Ben Parker was born in 1982 and completed a creative writing MA at UEA in 2008. His writing has been published in a number of places, including Staple, Iota, Eyewear and Neon. Visit him at benparkerpoetry.
Description of Some Early Experiments
Stage-left, silver-stomached, jacketed alike,
a battery of oak-plinthed Leyden Jars
30-inches high, cask their static. Brass rod
to copper chain conveys the charge.
Stage-centre, leather-wrapped, fixed
to the floor, the stool resists the volts,
its occupant sits safely in her splendour.
A rack of candles light her costume’s folds.
Enter, stage-right, striding to the challenge,
the first of the queuing men. The temptress
waits the attempt. Lips touch. The circuit
is complete. Sparks glint from the Venus Kiss.

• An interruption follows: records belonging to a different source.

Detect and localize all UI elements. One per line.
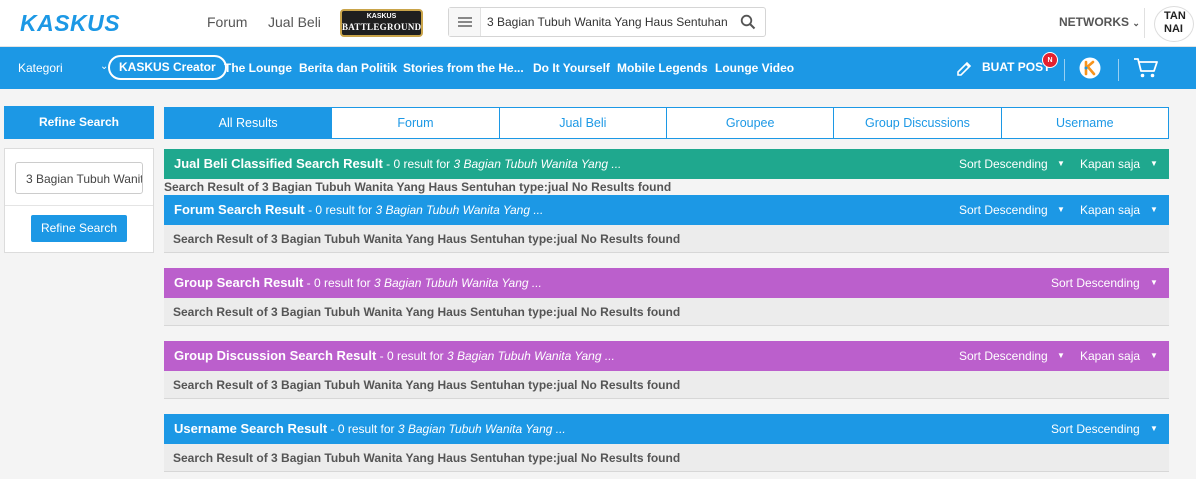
tab-forum[interactable]: Forum bbox=[332, 107, 500, 139]
result-title: Group Search Result - 0 result for 3 Bag… bbox=[174, 275, 542, 290]
result-message: Search Result of 3 Bagian Tubuh Wanita Y… bbox=[173, 378, 681, 392]
username-result-header: Username Search Result - 0 result for 3 … bbox=[164, 414, 1169, 444]
tab-group-discussions[interactable]: Group Discussions bbox=[834, 107, 1002, 139]
caret-down-icon[interactable]: ▼ bbox=[1150, 351, 1158, 360]
top-header: KASKUS Forum Jual Beli KASKUS BATTLEGROU… bbox=[0, 0, 1196, 47]
chevron-down-icon: ⌄ bbox=[1132, 18, 1140, 28]
cart-icon[interactable] bbox=[1133, 57, 1159, 79]
result-message: Search Result of 3 Bagian Tubuh Wanita Y… bbox=[173, 451, 681, 465]
time-filter-dropdown[interactable]: Kapan saja bbox=[1080, 203, 1140, 217]
result-title: Forum Search Result - 0 result for 3 Bag… bbox=[174, 202, 544, 217]
battleground-logo-top: KASKUS bbox=[366, 13, 397, 20]
tab-username[interactable]: Username bbox=[1001, 107, 1169, 139]
result-message: Search Result of 3 Bagian Tubuh Wanita Y… bbox=[173, 232, 681, 246]
group-result-header: Group Search Result - 0 result for 3 Bag… bbox=[164, 268, 1169, 298]
battleground-logo[interactable]: KASKUS BATTLEGROUND bbox=[340, 9, 423, 37]
caret-down-icon[interactable]: ▼ bbox=[1150, 205, 1158, 214]
search-menu-icon[interactable] bbox=[449, 8, 481, 36]
nav-the-lounge[interactable]: The Lounge bbox=[224, 61, 292, 75]
result-title: Username Search Result - 0 result for 3 … bbox=[174, 421, 566, 436]
battleground-logo-bottom: BATTLEGROUND bbox=[342, 22, 422, 32]
search-icon[interactable] bbox=[740, 14, 756, 30]
jual-beli-result-header: Jual Beli Classified Search Result - 0 r… bbox=[164, 149, 1169, 179]
refine-search-button[interactable]: Refine Search bbox=[31, 215, 127, 242]
nav-divider bbox=[1064, 59, 1065, 81]
buat-post-button[interactable]: BUAT POST bbox=[982, 60, 1050, 74]
header-divider bbox=[1144, 8, 1145, 38]
caret-down-icon[interactable]: ▼ bbox=[1150, 159, 1158, 168]
sort-dropdown[interactable]: Sort Descending bbox=[1051, 276, 1140, 290]
refine-search-panel: 3 Bagian Tubuh Wanita Yang Haus Sentuhan… bbox=[4, 148, 154, 253]
nav-berita-politik[interactable]: Berita dan Politik bbox=[299, 61, 397, 75]
avatar-text: TAN NAI bbox=[1164, 10, 1186, 35]
time-filter-dropdown[interactable]: Kapan saja bbox=[1080, 349, 1140, 363]
result-title: Group Discussion Search Result - 0 resul… bbox=[174, 348, 615, 363]
result-title: Jual Beli Classified Search Result - 0 r… bbox=[174, 156, 622, 171]
search-box bbox=[448, 7, 766, 37]
tab-groupee[interactable]: Groupee bbox=[666, 107, 835, 139]
notification-badge: N bbox=[1042, 52, 1058, 68]
nav-do-it-yourself[interactable]: Do It Yourself bbox=[533, 61, 610, 75]
nav-stories[interactable]: Stories from the He... bbox=[403, 61, 524, 75]
sort-dropdown[interactable]: Sort Descending bbox=[1051, 422, 1140, 436]
caret-down-icon[interactable]: ▼ bbox=[1057, 351, 1065, 360]
networks-label: NETWORKS bbox=[1059, 15, 1129, 29]
result-body: Search Result of 3 Bagian Tubuh Wanita Y… bbox=[164, 298, 1169, 326]
nav-lounge-video[interactable]: Lounge Video bbox=[715, 61, 794, 75]
category-navbar: Kategori ⌄ KASKUS Creator The Lounge Ber… bbox=[0, 47, 1196, 89]
networks-menu[interactable]: NETWORKS ⌄ bbox=[1059, 15, 1140, 29]
kaskus-creator-button[interactable]: KASKUS Creator bbox=[108, 55, 227, 80]
refine-search-heading: Refine Search bbox=[4, 106, 154, 139]
nav-mobile-legends[interactable]: Mobile Legends bbox=[617, 61, 708, 75]
caret-down-icon[interactable]: ▼ bbox=[1150, 278, 1158, 287]
caret-down-icon[interactable]: ▼ bbox=[1057, 159, 1065, 168]
result-body: Search Result of 3 Bagian Tubuh Wanita Y… bbox=[164, 225, 1169, 253]
refine-search-input-text: 3 Bagian Tubuh Wanita Yang Haus Sentuhan bbox=[26, 172, 142, 186]
panel-divider bbox=[5, 205, 153, 206]
kaskus-k-icon[interactable] bbox=[1079, 57, 1101, 79]
sort-dropdown[interactable]: Sort Descending bbox=[959, 349, 1048, 363]
nav-divider bbox=[1118, 59, 1119, 81]
result-message: Search Result of 3 Bagian Tubuh Wanita Y… bbox=[173, 305, 681, 319]
search-input[interactable] bbox=[487, 12, 731, 32]
result-body: Search Result of 3 Bagian Tubuh Wanita Y… bbox=[164, 371, 1169, 399]
result-tabs: All Results Forum Jual Beli Groupee Grou… bbox=[164, 107, 1169, 139]
nav-forum[interactable]: Forum bbox=[207, 14, 247, 30]
sort-dropdown[interactable]: Sort Descending bbox=[959, 203, 1048, 217]
caret-down-icon[interactable]: ▼ bbox=[1150, 424, 1158, 433]
group-discussion-result-header: Group Discussion Search Result - 0 resul… bbox=[164, 341, 1169, 371]
kaskus-logo[interactable]: KASKUS bbox=[20, 10, 120, 37]
caret-down-icon[interactable]: ▼ bbox=[1057, 205, 1065, 214]
result-message: Search Result of 3 Bagian Tubuh Wanita Y… bbox=[164, 180, 672, 194]
time-filter-dropdown[interactable]: Kapan saja bbox=[1080, 157, 1140, 171]
tab-all-results[interactable]: All Results bbox=[164, 107, 333, 139]
avatar[interactable]: TAN NAI bbox=[1154, 6, 1194, 42]
forum-result-header: Forum Search Result - 0 result for 3 Bag… bbox=[164, 195, 1169, 225]
nav-jual-beli[interactable]: Jual Beli bbox=[268, 14, 321, 30]
refine-search-input[interactable]: 3 Bagian Tubuh Wanita Yang Haus Sentuhan bbox=[15, 162, 143, 194]
sort-dropdown[interactable]: Sort Descending bbox=[959, 157, 1048, 171]
result-body: Search Result of 3 Bagian Tubuh Wanita Y… bbox=[164, 444, 1169, 472]
kategori-dropdown[interactable]: Kategori bbox=[18, 61, 63, 75]
pencil-icon[interactable] bbox=[955, 58, 973, 76]
tab-jual-beli[interactable]: Jual Beli bbox=[499, 107, 667, 139]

For anxious unrevealing weeks he has watched
the obstinate knuckle of Vesuvian pumice,
acid-soused and surfeited, as copper, brine and zinc
bleed their current from the stacked Voltaic Pile.
His dark hermetic study drones. He notes
the progress: the polyps form and rise,
black heads break from the grey, as small
as the dust they shuck in their escape. It is,
he will pronounce, as if the mountain
kept the life it took, as if he had begun
to bargain its release. The rock
is breached; the mites explore their genesis.
Sharing the Task
You told me once that hearing decreases
in tragic, sympathetic unison
with failing vision. One sense pitying
the gradual departure of the other.
I disagreed. The fading of one sense
caused the remaining to split the difference
as though energy not used by the eyes
could be redirected to power the ears.
Now that you are dead and I am going blind,
I find I can no longer make my way
through sound’s insistent daily clamour.
Without eyes, the ears are muffled.
And this, I suppose, is a lot like love.
Not that it shrinks with the loss of its source,
but that the world is a little too full
to comprehend without sharing the task.